US president Donald Trump’s ground-breaking tax reforms have released a wave of one-off bonus payments to employees and hourly wage rises since the legislation was signed off last year.
Payments include substantial contributions to leasing company staff and charitable foundations.
Americans for Tax Reform (ATR) estimates more than one million employees are in line for a bonus of between $1,000 and $2,000 and says more than 40 US companies have pledged to increase pay rates and increase charitable donations in the wake of Trump’s tax regime overhaul, which has slashed corporation tax from 35% to 21%.
Fifth Third Bankcorp, for example, has given $1,000 bonuses to 13,500 employees and put its base hourly wage up to $15, while PNC Financial Group has paid $1,000 bonuses to 47,500 employees, put an additional $1,500 in employee pension accounts, and pledged $200 million in charitable contributions.
BB&T has also pushed up its minimum hourly pay rate from $12 to $15, provided a special, one-time $1,200 bonus for almost three-quarters of its associates (about 27,000), most of whom do not receive incentives or commissions, and donated $100 million to its philanthropic fund, at a total cost to the company of $152 million.
Similarly, US Bancorp has handed out a $1,000 bonus for nearly 60,000 employees, raised the minimum wage to $15, and made a one-time $150 million charity contribution, as well as enhancing its employee healthcare package.
Andy Cecere, president and CEO of US Bancorp, said: “We believe that tax reform is positive for the US economy because it provides an immediate opportunity to benefit our employees, our communities and our customers.
“We are proud of our people and their commitment to our customers and communities. We felt it was important to reward their hard work and dedication.”
TCF Financial Corporation said that as a result of the Tax Cuts and Jobs Act, it will provide approximately $5 million in one-time bonuses to eligible team members - $1,000 to full-time team members and $500 to part-time team members - who earned less than $100,000 in total compensation during 2017, totaling 80% of its workforce.

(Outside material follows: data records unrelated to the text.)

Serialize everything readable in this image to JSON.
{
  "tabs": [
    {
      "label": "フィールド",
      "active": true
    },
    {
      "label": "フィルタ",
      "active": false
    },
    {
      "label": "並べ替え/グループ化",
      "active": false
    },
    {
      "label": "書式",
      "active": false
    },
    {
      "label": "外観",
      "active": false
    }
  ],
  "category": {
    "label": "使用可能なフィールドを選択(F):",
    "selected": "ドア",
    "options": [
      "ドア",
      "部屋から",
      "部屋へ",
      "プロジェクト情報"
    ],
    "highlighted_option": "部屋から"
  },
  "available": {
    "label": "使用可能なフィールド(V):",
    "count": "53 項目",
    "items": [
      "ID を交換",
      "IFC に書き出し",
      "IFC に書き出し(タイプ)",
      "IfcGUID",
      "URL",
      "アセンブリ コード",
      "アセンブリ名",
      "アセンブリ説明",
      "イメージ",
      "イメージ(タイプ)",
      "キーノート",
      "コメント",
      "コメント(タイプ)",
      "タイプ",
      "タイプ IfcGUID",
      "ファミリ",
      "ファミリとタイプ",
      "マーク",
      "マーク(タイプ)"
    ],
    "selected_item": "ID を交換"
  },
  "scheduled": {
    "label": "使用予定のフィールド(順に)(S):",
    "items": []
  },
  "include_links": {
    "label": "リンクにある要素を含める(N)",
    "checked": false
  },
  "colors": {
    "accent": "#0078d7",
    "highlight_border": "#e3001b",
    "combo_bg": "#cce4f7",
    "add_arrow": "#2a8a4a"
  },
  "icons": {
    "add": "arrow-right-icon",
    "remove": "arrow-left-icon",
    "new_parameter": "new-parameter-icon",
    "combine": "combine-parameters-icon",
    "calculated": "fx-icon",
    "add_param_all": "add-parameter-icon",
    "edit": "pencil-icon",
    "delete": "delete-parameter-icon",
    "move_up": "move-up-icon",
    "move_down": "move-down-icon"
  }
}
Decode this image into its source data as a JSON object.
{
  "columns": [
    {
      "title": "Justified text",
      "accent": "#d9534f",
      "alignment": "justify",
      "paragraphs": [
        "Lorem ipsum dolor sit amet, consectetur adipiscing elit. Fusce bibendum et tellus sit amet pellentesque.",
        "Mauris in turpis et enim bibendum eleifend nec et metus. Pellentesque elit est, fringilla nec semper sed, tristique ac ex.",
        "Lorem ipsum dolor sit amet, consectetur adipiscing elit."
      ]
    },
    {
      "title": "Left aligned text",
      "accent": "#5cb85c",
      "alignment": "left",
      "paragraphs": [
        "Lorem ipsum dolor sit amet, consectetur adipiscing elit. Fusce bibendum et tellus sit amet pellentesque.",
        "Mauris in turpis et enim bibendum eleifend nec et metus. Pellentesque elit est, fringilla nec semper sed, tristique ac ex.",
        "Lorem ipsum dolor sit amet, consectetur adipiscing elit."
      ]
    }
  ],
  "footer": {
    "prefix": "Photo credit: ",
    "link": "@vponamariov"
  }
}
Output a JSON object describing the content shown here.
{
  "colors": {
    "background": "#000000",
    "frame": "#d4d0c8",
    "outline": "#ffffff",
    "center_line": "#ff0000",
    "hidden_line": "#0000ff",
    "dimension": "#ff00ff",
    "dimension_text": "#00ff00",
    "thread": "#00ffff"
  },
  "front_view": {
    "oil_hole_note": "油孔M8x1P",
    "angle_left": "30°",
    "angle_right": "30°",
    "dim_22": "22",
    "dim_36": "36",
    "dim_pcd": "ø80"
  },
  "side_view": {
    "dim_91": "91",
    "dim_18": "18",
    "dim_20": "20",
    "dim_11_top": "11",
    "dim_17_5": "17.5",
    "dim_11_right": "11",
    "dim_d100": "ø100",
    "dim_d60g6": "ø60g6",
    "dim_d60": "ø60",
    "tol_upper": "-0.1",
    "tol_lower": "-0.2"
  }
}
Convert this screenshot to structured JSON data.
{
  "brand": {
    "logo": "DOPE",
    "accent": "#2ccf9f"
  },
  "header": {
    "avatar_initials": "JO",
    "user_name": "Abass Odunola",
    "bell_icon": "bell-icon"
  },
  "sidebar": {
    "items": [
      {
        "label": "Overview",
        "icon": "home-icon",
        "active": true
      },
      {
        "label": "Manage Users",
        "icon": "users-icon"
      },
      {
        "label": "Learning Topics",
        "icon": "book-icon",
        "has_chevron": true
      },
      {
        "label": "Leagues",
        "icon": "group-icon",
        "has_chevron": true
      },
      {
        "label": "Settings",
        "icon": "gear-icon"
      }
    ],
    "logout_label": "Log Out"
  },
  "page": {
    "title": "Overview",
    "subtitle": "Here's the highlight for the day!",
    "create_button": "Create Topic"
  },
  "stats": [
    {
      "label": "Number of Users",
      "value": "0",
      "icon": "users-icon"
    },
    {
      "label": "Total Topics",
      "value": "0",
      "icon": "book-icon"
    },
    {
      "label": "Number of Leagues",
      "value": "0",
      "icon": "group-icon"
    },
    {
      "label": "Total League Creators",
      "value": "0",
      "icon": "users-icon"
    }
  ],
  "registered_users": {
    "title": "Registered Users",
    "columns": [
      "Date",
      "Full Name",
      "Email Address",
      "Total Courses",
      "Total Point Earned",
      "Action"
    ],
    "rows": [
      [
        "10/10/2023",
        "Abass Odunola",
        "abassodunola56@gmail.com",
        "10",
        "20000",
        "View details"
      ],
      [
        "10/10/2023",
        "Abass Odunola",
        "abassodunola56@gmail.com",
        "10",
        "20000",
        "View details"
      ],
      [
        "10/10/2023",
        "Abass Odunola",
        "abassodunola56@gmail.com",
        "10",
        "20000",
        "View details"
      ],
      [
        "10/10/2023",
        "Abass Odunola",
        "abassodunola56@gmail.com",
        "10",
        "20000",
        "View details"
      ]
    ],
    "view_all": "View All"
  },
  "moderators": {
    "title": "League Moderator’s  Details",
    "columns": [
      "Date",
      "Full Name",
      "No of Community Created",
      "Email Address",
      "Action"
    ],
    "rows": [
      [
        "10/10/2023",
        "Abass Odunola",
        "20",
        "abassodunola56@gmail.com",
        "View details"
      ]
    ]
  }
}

Additionally, TCF will donate $5 million to TCF Foundation to increase grants to non-profit organizations in the communities it serves.
It is also revaluing its deferred tax assets and deferred tax liabilities to account for lower corporate tax rates and expects to record a one-time net tax benefit of between $120 million and $140 million.
However, investment bank Goldman Sachs is one of several multinationals to report that it will take a one-time hit on earnings as a result of the tax reforms, largely because of the introduction of a repatriation tax on assets held outside the US.
Goldman Sachs indicated it expected the changes to result in a reduction of approximately $5bn in the firm’s earnings for the fourth quarter and year ending December 31, 2017.
The bank is also skeptical about how successful Trump’s flagship reforms will be.
Republicans have predicted that they expect the new regime will boost US gross domestic product (GDP) growth by 0.4 percentage points a year going forward.
Two non-partisan groups have disagreed, with the Joint Committee on Taxation, which monitors Congress legislation, saying the bill will boost the annual growth rate by only around 0.08 points, while the Tax Policy Center estimates a rise of 0.002 points a year.
Goldman Sachs’, which estimates a 0.3 percentage point boost to GDP in 2018-19, stated in a briefing: “We note that the effect in 2020 and beyond looks minimal and could actually be slightly negative.”